Ceux qui aiment Jean-Michel ALBEROLA ont dû prendre le train

Soit pour aller voir une exposition intitulée La précision des terrains vagues (extension) au musée d'Art moderne de Saint-Etienne (entre le 11 octobre 2008 et le 25 janvier 2009), soit pour découvrir au Musée des Beaux-Arts de Nancy un nombre impressionnant d'œuvres de cet artiste contemporain dans le cadre d'une exposition temporaire jusqu'au 28 janvier 2009.
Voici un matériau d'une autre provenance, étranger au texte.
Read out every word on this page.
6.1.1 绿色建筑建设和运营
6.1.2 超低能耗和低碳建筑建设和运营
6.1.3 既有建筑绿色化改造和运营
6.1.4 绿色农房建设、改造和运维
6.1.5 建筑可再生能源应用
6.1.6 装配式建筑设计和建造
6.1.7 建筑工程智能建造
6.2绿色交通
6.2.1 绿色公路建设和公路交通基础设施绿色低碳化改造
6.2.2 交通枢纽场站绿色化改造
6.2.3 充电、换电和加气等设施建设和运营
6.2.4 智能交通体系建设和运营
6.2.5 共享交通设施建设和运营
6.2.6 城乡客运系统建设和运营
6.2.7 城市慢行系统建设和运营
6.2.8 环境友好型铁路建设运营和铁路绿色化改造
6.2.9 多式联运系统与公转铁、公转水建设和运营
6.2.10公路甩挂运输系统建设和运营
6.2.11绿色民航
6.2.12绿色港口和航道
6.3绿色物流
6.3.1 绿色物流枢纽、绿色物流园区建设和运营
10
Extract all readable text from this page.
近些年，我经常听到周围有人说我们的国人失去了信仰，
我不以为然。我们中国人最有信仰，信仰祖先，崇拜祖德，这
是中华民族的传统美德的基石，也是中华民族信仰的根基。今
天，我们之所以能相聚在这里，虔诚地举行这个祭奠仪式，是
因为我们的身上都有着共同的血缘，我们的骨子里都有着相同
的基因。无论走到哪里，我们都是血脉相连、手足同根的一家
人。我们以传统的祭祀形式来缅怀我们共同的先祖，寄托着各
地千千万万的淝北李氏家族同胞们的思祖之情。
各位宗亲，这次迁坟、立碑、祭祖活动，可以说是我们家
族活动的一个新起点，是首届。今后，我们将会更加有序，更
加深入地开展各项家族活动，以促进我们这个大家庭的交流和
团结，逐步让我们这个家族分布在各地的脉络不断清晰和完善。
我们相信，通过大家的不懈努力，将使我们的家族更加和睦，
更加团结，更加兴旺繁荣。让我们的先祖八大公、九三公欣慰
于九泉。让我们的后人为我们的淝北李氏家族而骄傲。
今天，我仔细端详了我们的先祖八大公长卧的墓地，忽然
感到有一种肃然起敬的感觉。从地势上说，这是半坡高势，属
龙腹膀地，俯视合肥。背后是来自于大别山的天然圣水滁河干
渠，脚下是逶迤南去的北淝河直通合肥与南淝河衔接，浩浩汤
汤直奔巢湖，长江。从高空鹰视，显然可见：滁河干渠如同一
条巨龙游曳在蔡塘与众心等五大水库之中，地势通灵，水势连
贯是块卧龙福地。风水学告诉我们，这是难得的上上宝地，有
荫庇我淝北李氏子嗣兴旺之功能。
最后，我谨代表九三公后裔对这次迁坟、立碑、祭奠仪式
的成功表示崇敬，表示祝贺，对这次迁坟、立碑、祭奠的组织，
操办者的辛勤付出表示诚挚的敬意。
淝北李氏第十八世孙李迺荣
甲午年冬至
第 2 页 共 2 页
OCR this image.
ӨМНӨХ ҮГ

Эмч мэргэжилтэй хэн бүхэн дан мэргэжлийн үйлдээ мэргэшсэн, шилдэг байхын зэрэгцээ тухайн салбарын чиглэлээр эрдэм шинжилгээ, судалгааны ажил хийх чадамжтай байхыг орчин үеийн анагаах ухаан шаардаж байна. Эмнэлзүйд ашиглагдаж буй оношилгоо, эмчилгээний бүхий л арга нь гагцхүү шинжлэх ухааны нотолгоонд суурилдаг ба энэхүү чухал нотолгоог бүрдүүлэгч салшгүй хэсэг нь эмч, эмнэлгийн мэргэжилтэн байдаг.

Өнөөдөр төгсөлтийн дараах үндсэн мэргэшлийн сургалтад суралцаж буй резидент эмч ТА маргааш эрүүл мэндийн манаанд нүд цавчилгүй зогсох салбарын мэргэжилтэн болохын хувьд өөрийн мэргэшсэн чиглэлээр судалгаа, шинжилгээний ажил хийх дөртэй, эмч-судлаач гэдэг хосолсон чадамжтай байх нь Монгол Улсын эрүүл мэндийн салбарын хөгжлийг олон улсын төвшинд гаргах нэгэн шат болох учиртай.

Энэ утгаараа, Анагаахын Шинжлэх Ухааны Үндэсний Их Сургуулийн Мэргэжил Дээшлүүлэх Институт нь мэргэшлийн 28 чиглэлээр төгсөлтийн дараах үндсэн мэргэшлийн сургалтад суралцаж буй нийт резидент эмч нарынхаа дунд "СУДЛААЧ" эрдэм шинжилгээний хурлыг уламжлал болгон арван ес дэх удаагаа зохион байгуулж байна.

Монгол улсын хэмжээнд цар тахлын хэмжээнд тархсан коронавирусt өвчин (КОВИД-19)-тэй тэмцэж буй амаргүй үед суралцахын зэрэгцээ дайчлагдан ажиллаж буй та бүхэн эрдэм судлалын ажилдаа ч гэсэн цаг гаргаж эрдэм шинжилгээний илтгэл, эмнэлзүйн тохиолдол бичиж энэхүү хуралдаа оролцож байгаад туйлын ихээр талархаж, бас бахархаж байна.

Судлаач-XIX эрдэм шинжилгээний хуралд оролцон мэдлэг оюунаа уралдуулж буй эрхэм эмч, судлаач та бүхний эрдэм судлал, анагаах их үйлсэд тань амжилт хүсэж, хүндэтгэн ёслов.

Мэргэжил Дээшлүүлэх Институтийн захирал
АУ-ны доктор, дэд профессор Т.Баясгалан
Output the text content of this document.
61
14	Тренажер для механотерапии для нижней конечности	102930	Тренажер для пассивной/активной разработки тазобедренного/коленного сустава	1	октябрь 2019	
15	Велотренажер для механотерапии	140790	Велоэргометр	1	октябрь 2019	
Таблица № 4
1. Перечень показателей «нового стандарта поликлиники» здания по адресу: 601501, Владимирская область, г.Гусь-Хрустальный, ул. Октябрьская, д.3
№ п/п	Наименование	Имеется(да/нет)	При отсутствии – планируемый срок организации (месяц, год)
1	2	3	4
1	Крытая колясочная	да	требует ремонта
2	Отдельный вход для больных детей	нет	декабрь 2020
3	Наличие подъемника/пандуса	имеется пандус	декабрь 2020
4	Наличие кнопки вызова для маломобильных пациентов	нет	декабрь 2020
Comme vous pouvez le deviner, c'est à Nancy que je me suis rendue et même si l'exposition a refermé ses portes, elle était suffisamment extra-ordinaire pour que je décide d'en rendre malgré tout compte ici (après en avoir parlé en son temps sur le blog lorrain). D'abord parce que l'artiste est encore assez méconnu et parce qu'il me semble nécessaire de prolonger le travail des conservateurs. Ainsi la prochaine fois que vous lirez son nom vous serez davantage enclins à aller voir par vous-même.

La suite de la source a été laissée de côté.